Monday, January 28, 2008

Containing the Fire

The hospital holds HIV clinics three times a week. This afternoon I sit in on one of them.

One of the patients came in through the hospital’s outreach program. The program goes to villages in outlying areas and brings high-risk patients back to the hospital for HIV testing and, if found positive, offer them free counseling and antiretroviral therapy (ART). This patient, a woman in her late twenties, is thirty-two weeks pregnant and has just been tested positive for HIV. Although looking quite well, she, with a CD4 count of only 22, is likely to have been HIV positive for many years (by definition, a person has AIDS when her CD4 count is below 200). Not understanding the gravity of the situation, regarding both herself and her unborn child, she just wants to go home. It takes much convincing for her to agree to stay in hospital for two weeks while getting started on ART. The next hurdle comes when she is asked about whether she plans to breastfeed her baby. Although breastfeeding increases the chance for her baby to be infected with HIV, she has no other choice. Buying baby formulas is out of the question; they are prohibitively expensive for the average Zambian. The doctor sighs resignedly and hands the woman the admissions form.

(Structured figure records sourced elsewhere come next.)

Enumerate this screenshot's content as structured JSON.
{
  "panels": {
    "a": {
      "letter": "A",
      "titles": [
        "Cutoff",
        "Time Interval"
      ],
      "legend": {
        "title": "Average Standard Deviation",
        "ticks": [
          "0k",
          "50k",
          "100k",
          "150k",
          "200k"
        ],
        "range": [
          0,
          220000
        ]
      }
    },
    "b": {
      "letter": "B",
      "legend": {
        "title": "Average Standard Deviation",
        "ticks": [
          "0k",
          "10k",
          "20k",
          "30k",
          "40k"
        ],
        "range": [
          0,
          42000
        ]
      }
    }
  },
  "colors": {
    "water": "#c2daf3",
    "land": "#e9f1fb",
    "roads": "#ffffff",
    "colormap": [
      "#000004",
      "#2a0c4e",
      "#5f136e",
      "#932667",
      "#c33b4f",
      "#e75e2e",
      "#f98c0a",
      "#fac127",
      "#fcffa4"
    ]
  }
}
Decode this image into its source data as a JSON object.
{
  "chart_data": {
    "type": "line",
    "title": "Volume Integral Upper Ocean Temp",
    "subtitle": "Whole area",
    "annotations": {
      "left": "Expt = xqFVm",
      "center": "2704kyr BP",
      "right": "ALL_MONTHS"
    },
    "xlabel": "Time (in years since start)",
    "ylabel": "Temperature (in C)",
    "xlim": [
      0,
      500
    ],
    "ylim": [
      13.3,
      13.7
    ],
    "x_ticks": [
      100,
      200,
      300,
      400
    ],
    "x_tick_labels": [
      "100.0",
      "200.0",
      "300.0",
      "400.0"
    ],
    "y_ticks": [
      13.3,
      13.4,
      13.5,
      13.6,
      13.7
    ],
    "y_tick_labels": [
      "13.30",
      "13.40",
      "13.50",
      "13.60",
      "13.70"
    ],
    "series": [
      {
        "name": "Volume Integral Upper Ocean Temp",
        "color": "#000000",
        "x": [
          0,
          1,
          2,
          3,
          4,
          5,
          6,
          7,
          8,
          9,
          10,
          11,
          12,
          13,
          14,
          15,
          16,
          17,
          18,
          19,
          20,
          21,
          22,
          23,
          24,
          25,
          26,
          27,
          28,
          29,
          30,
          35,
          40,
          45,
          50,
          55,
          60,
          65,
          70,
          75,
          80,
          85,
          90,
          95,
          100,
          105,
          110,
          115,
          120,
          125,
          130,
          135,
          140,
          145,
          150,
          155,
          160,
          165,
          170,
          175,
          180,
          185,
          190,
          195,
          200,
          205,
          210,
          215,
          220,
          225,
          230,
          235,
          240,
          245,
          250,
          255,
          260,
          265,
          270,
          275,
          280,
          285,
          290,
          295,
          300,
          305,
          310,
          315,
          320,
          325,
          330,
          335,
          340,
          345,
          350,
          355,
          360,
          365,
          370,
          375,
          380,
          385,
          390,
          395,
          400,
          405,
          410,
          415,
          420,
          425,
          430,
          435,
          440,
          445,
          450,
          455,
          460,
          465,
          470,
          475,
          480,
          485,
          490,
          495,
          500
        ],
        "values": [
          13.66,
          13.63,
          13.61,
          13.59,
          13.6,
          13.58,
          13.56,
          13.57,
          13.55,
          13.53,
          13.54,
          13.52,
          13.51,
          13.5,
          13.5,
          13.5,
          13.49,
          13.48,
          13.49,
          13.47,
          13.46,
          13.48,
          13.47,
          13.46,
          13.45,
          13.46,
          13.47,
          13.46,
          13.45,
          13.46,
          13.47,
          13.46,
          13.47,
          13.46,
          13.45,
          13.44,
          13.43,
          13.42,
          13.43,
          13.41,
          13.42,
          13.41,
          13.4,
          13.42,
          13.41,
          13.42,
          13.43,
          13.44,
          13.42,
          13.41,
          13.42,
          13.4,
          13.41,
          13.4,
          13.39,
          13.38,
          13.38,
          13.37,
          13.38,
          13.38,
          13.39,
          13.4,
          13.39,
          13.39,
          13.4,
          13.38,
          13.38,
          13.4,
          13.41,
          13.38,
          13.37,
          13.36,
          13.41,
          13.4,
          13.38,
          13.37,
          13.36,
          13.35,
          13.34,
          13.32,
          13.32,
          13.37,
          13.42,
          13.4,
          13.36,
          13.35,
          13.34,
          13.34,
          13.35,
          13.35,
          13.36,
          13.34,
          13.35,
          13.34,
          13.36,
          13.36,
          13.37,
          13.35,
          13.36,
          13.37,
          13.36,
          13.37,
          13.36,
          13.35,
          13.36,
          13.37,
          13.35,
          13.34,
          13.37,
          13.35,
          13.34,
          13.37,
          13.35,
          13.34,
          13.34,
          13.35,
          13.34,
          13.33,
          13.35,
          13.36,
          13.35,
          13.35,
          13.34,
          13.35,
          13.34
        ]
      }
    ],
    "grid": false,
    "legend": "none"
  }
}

Venting her frustrations, the doctor conducting the clinic tells me that although designated as the district hospital, Lubwe Hospital is affiliated with the Catholic Church and contraceptives are not allowed to be distributed through programs run by it. They can only tell people about the use of contraceptives like condoms for the prevention of sexually transmitted diseases and the pill or depot injections for contraception; the people would have to go to government-run clinics to access them. As is the rule with people living in extreme poverty in rural areas, going to see a doctor or to the hospital is something they do only after a long period of illness that does not resolve; preventive health is negligibly low on their priority list. Hence HIV, among other sexually transmitted diseases, spreads like southern California wildfires fanned by the Santa Ana wind. The high rate of vertical transmission, from mother to child, ensures that the burden of disease weighs heavily on the family and, by extension, the nation, forever enslaving them to poverty and condemning them to the misery of a Hobbesian life – poor, brutish, and short.

But all hope is not lost. Despite the enormous stigma still attached to HIV/AIDS, campaigns run by the government have made some inroads in educating the people about the disease and getting people to get tested. Although most of the testing are still done at the urging of health care professionals, a few have already come in on their own to get tested. With the hospital’s efforts to ensure patients’ confidentiality and the government’s policy of providing free ART, as well as the education programs that help to allay the fears and misconceptions about the disease, there is a glimmer of hope for Zambians. Is this a light drizzle on the raging wildfire that will eventually become a downpour or is it merely a bucket of water thrown in the general direction of the conflagration? I hope it is the former.